O CALCANHAR DO SISTEMA

Por Amauri Meireles*

As recentes ameaças à sociedade carioca (incêndio de veículos, bloqueios de vias, pilhagens via-arrastões, ataques a órgãos de segurança) retratam a fragilidade do sistema de administração prisional brasileiro: ordens, de chefes para braçais do tráfico, teriam partido de presídios de segurança máxima; marginais, travestidos de advogados, aproveitando-se de circunstâncias favoráveis na legislação penal (contato direto com presos, recebimento de correspondência, inexistência de revistas pessoais) teriam sido os mensageiros; outra hipótese seria quando da visita de familiares e as íntimas; minimamente, a entrada de celulares e drogas em estabelecimentos penais parece uma infindável brincadeira de gato e rato; rastreamento eletrônico, bloqueadores de comunicações ainda não mostraram eficácia; enfim, falta doutrina para a atividade. E a videoconferência, sem unanimidade, não vem sendo utilizada. Os apressados culpam os agentes prisionais: “incompetentes e corruptos”. Fora uma minoria que envergonha a classe (como há em todas as profissões), quase a totalidade é integrada por homens e mulheres honestos, interessados, prestativos e eficazes, cuja atividade, pela Organização Mundial de Saúde, é considerada uma das mais estressantes no mundo.

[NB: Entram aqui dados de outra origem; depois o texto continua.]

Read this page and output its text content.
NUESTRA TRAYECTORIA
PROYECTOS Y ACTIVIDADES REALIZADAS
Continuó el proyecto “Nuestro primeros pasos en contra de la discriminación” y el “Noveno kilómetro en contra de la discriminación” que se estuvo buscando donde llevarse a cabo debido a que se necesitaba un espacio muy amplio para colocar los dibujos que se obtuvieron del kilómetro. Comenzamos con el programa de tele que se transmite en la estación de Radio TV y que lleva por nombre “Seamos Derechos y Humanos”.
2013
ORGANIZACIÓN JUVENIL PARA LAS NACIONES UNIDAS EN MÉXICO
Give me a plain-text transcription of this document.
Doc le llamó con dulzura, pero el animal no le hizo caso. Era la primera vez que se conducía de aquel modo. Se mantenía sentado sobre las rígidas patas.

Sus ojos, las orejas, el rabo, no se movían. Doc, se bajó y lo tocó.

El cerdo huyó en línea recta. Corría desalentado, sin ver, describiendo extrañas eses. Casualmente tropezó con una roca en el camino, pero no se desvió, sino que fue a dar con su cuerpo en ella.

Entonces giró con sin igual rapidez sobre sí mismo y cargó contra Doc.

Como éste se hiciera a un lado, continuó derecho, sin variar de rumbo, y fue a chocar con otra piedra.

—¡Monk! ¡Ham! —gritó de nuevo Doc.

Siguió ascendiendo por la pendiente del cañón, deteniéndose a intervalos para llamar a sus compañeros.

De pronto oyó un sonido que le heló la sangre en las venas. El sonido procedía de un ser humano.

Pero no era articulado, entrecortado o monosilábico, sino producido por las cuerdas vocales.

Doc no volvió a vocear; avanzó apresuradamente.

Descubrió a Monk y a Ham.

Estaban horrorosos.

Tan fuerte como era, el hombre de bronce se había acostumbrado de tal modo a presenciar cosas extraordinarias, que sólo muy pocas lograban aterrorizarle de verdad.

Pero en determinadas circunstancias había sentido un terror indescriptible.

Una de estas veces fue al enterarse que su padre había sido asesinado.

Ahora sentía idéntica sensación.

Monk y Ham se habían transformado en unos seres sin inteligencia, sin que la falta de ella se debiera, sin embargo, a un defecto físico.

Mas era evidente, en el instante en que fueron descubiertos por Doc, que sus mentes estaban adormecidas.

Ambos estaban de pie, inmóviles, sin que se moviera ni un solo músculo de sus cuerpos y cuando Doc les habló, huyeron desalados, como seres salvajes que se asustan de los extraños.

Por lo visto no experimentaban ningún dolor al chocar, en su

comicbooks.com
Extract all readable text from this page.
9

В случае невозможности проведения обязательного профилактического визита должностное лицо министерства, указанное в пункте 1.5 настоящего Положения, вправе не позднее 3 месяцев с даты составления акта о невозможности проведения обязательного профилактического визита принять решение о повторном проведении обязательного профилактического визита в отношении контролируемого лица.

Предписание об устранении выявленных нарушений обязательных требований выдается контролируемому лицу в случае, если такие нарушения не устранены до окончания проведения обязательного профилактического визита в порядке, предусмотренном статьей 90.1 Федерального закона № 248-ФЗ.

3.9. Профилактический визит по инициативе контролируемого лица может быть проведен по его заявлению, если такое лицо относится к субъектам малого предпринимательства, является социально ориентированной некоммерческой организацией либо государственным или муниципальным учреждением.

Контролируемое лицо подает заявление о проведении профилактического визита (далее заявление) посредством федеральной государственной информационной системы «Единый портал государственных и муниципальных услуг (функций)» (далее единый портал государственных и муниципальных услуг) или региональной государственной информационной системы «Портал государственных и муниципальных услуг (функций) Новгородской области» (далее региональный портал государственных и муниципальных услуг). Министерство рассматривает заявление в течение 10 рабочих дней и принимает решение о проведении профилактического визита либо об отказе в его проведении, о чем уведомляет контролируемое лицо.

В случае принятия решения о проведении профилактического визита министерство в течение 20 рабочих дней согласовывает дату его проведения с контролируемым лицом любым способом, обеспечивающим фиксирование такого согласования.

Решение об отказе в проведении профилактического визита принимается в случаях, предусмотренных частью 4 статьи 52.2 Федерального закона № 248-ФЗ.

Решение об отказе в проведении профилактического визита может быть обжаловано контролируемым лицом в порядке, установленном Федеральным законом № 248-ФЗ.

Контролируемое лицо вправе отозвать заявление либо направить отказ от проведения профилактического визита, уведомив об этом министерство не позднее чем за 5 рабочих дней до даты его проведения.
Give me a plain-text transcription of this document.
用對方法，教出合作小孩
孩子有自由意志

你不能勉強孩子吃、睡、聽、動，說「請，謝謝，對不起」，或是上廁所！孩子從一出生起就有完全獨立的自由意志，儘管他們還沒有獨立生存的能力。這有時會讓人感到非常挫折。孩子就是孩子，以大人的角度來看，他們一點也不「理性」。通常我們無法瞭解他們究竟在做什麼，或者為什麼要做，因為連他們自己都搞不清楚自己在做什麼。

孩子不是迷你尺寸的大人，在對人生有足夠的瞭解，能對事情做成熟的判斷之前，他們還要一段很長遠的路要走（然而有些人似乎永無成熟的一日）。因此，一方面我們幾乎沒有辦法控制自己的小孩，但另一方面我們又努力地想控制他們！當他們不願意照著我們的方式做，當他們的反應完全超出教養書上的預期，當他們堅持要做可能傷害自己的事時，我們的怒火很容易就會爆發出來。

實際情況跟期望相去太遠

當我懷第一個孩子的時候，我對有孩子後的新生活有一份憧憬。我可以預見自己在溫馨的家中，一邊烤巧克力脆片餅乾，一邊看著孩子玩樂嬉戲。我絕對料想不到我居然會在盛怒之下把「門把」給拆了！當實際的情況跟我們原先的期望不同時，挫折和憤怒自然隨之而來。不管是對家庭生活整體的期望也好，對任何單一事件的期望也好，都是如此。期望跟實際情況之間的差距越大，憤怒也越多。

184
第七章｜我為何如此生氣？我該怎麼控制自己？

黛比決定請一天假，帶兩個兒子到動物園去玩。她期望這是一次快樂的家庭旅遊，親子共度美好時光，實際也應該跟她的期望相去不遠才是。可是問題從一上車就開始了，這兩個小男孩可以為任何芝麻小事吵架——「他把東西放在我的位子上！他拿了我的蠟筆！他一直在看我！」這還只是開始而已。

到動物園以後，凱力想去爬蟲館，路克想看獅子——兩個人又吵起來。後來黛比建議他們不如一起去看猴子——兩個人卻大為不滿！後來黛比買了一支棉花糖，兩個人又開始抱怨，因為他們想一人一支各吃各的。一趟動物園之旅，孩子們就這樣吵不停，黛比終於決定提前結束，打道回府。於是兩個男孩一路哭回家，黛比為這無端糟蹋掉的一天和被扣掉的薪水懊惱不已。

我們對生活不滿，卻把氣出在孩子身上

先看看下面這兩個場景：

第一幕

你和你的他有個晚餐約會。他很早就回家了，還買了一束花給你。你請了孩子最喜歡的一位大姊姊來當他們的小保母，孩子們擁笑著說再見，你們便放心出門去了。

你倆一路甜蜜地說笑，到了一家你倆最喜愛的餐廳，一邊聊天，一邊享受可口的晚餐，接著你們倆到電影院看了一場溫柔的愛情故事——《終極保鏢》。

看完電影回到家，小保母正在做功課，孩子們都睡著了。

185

A desinformação tem gerado conclusões apressadas e inconseqüentes, pois, a fragilidade do sistema de administração prisional tem origem fora dos estabelecimentos penais: modelo de gestão e legislação.

Os presídios federais caminham para se tornarem órgãos-modelo: agentes de ótimo gabarito, concursados, treinados, bem remunerados, recursos tecnológicos na administração e na logística, instalações vitais muito bem concebidas e protegidas, trabalho primoroso, etc. Porém, nos estabelecimentos estaduais, o caos ainda não se estabeleceu exatamente em razão do trabalho dos agentes prisionais. Quem é do ramo sabe, são eles que, efetivamente, “seguram a cadeia”.

O sistema de administração penal é o aquiliano calcanhar no sistema de salvaguarda social (segurança pública), integrante do sistema de defesa social: pelo equivocado estigma gerador de desatenção estatal; pela gestão inadequada; por falta de profissionalização da atividade (deveres e garantias estão indefinidos; inexistência de plano de carreira; as diretorias de estabelecimentos penais, em maioria, são transformadas em sinecuras, ocupadas por apaniguados); por não se investir no profissionalismo (indicações da parcela do poder/força a ser exercido pelo pessoal envolvido); pela estrutura obsoleta (por exemplo, inexiste órgão institucionalizado de inteligência policial prisional); pelo arremedo de ressocialização. Então, por que não se corrige essa distorção se, inexoravelmente, o preso vai pra lá? Por miopia política!

No Congresso, está para ser votada e promulgada a PEC-308, que reconhece normativamente a Polícia Penal, que já existe de fato. Uma análise isenta de custo/benefício irá constatar que o Brasil está atrasado nesse quesito, ao contrário de outros países que já estruturaram essa polícia. Entretanto, os estreitos de visão enxergam a PEC como um pleito classista e não um avanço na proteção social; ela é esconjurada pelos adeptos da terceirização, que não ocorrerá, na atividade-fim, se se reconhecer que a custódia de presos é feita embasada no poder de polícia.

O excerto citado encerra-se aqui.